Apparently for now, it's full again or near enough, to attract a Red-Winged Black Bird. They normally stay wherever there is water and reeds.
About 2 weeks ago, Barred Owls visited our yard, during their courtship. The kids and I were able to sneak outside to listen to their calls. One flew silently within arms reach of us, as it followed a potential mate across the street, leaving the kids to gasp in delight, seeing a wild, healthy owl, so close.
If you want to start bird watching, and need a place to start, Cornell Ornithology Lab provides free downloads for Bird Identification. These are birds that commonly visit bird feeders in backyards.
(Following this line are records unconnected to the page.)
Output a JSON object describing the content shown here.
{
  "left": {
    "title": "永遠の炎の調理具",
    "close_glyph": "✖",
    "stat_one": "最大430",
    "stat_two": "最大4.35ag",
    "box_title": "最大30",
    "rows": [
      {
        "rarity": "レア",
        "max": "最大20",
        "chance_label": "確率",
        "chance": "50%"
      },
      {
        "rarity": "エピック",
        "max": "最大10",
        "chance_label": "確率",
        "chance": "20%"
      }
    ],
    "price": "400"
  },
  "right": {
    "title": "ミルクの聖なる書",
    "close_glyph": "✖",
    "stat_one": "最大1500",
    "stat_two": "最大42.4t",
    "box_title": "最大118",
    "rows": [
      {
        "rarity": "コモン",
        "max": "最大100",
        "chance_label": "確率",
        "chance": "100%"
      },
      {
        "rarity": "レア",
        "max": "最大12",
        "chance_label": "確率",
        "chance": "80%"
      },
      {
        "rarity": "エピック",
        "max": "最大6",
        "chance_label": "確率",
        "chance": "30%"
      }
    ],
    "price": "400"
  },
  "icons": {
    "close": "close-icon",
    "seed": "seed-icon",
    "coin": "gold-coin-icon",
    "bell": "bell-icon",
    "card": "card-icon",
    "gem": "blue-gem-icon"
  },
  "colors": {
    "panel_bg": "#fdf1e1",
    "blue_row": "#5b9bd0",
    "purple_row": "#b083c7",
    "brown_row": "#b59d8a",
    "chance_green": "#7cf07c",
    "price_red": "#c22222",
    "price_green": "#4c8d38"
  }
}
For gardening, those tiny tomato seedlings I started are over a foot tall. I sort of expected spring to be like last year with no frost. That didn't happen. So I have these leggy tomato plants so ready to be put into the ground or at least bigger pots.
I lost my peppers and eggplants though, to dampening off. Not enough air flow in the house. With the heat on, it dries the plants/soils out, so getting just the right amount of water is difficult. Too much, too little--ends in disaster. I will try again though. There's still plenty of time to get some good little plants going.
Outside, my onions are sprouting, some have 8 inch leaves poking out of the ground. It's been so cold, that the potatoes haven't done much under the straw. But I do have a bed of radishes, and carrots popping up.
My Horse Radish is also popping up, see below.
I have many packets of red runner beans ready to pop into the ground. When they bloomed last year, the bumble bees were all over them. I intend to plant as many as I can this year in strategic spots around the yard. I have heard that Hummingbirds also like them. We get lots of hummingbirds visiting these parts.
I need to get a decent birdbath, more hummingbird feeders, and new misters for my chickens. While I was out photographing my onions, a sparrow decided to keep watch.
I hope everyone is having a happy beautiful spring.